Liliana Sousa aborda desperdício alimentar em Portugal
O desperdício alimentar tem impacto na saúde. Representa uma perda de nutrientes e de acesso a uma alimentação equilibrada, especialmente quando alimentos frescos e de elevado valor nutricional – como frutas ou hortícolas – são desperdiçados. Liliana Sousa

Dê alguns exemplos e dicas de bons hábitos de reaproveitamento.

Transformar sobras em novas refeições, há várias opções: arroz em bolinhos, legumes em sopas ou quiches, pão em açordas, pudins ou tostas. Depois, aproveitar partes habitualmente descartadas, como talos, folhas e cascas, em caldos ou batidos. Também congelar porções individuais para evitar o desperdício de refeições completas; e reutilizar fruta madura em compotas, batidos ou sobremesas.

O reaproveitamento não reduz só o desperdício, estimula a criatividade culinária e valoriza o alimento em toda a sua dimensão.

De que forma se podem envolver as crianças nestes bons hábitos?

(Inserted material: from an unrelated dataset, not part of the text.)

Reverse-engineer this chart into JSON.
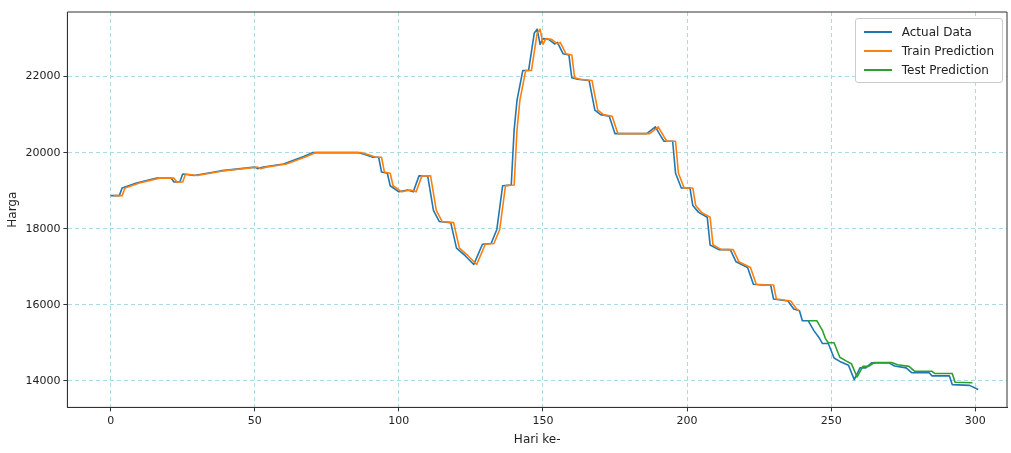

A melhor forma é educar pelo exemplo e incluir o tema no quotidiano familiar. Ao participar no planeamento das compras e na preparação das refeições, as crianças aprendem de forma prática a valorizar os alimentos e a compreender o esforço envolvido na sua produção. Pequenos desafios, como “hoje não desperdiçamos nada” ou “vamos cozinhar com o que há no frigorífico”, tornam o processo divertido e educativo. Quando crescem com esta consciência, é mais provável que se tornem adultos atentos, responsáveis e com hábitos alimentares sustentáveis.

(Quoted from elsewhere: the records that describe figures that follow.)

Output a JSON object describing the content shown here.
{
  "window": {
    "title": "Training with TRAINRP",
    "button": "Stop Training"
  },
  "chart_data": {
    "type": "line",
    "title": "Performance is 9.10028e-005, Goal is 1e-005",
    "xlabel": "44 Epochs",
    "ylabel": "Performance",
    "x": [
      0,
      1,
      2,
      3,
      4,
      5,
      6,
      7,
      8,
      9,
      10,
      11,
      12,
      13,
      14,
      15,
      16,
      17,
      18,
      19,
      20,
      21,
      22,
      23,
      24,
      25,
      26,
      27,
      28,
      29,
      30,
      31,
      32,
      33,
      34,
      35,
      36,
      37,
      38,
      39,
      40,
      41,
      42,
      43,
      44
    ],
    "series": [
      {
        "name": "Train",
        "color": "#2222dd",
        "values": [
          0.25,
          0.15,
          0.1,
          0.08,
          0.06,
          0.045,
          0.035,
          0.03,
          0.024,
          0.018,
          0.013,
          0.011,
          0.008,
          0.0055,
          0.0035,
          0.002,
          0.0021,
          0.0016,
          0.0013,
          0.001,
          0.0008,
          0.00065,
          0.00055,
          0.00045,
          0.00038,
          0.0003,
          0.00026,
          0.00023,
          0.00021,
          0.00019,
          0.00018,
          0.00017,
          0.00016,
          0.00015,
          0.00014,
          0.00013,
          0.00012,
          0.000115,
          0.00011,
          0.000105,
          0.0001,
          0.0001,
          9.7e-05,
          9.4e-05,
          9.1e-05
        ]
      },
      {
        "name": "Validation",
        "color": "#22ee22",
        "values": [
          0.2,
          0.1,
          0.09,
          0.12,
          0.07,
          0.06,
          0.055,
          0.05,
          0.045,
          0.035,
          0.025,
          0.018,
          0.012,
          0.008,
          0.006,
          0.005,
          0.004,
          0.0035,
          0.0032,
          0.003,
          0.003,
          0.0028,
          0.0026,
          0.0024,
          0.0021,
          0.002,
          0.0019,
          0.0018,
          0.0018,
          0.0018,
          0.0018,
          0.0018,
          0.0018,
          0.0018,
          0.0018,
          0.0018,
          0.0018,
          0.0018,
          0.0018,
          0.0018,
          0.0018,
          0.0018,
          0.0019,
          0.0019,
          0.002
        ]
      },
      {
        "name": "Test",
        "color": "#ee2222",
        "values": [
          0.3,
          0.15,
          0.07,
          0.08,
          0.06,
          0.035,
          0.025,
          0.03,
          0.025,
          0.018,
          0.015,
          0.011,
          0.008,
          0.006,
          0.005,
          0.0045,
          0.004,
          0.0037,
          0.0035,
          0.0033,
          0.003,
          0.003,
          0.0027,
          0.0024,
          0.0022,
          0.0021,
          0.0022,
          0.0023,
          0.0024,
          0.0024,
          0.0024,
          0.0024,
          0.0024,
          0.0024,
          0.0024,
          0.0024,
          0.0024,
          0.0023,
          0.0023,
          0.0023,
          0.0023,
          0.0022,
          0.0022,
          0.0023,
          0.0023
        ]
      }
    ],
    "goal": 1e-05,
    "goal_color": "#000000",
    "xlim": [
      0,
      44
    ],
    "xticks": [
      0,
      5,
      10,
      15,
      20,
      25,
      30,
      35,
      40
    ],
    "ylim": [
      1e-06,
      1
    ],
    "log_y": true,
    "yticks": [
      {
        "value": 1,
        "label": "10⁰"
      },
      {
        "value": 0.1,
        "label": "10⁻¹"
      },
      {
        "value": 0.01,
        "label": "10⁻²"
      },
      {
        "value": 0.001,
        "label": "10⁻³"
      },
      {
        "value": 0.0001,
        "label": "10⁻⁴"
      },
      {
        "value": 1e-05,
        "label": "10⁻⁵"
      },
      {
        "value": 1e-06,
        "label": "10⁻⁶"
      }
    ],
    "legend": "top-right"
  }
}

Porque é tão difícil mudar mentalidades e conseguir que as pessoas diminuam o desperdício?

Mudar mentalidades é sempre um processo gradual, especialmente quando envolve hábitos culturais e rotinas enraizadas. Em Portugal, o desperdício alimentar está associado a tradições positivas, como a ideia de que uma mesa farta é sinal de hospitalidade e cuidado. Além disso, muitas pessoas continuam desligadas do percurso que o alimento faz até chegar ao prato – desconhecem o esforço, os recursos e o impacto ambiental envolvidos.

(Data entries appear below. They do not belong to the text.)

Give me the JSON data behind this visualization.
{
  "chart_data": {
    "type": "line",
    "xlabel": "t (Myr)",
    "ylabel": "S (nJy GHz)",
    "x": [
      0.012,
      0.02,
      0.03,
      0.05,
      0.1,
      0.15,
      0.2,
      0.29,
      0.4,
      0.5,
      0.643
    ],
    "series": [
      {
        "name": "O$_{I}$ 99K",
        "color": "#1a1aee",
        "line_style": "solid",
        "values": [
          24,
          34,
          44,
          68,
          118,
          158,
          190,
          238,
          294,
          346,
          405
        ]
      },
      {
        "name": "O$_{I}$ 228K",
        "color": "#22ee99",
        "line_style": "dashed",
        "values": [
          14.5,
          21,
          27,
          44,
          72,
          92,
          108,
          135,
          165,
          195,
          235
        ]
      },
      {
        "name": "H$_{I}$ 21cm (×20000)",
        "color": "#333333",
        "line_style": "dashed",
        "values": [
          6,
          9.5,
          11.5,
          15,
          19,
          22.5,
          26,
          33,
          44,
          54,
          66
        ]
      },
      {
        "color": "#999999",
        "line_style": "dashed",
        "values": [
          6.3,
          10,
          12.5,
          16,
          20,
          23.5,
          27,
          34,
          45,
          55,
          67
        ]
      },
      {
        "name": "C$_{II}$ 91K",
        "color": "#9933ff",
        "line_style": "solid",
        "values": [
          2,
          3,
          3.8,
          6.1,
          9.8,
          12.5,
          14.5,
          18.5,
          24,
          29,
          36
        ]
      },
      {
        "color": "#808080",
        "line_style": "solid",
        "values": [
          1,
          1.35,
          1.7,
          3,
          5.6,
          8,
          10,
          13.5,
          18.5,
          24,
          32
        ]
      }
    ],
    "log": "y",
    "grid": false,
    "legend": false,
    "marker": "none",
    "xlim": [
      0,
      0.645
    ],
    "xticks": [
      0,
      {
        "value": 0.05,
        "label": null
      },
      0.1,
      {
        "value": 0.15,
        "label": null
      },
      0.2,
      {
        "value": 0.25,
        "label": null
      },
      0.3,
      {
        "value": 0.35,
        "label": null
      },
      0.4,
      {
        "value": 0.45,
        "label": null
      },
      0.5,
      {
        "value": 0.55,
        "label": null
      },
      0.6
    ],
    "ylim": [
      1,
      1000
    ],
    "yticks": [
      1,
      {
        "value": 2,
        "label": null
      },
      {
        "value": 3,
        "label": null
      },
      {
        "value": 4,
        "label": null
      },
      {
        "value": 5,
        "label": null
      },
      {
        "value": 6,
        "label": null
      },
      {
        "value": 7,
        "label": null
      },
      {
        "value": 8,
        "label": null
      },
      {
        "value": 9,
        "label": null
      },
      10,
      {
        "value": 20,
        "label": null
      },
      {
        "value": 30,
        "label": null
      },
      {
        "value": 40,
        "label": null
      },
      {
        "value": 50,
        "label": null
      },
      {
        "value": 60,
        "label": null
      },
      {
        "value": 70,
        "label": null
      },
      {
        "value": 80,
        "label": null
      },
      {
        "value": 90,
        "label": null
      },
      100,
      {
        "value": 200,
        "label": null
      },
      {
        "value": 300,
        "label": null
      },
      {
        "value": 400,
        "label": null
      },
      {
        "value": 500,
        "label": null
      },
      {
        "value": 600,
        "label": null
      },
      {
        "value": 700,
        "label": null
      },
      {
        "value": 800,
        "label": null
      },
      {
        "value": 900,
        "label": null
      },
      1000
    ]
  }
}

A isto soma-se a falta de tempo e planeamento nas rotinas atuais, que favorece escolhas menos conscientes. Por isso, reduzir o desperdício exige educação alimentar, sensibilização contínua e exemplos práticos, para que as pessoas percebam que cada gesto conta e que aproveitar bem os alimentos é uma forma concreta de promover saúde, respeito e sustentabilidade.

Reduzir o desperdício é um sinal de evolução e de consciência ambiental, e não de escassez.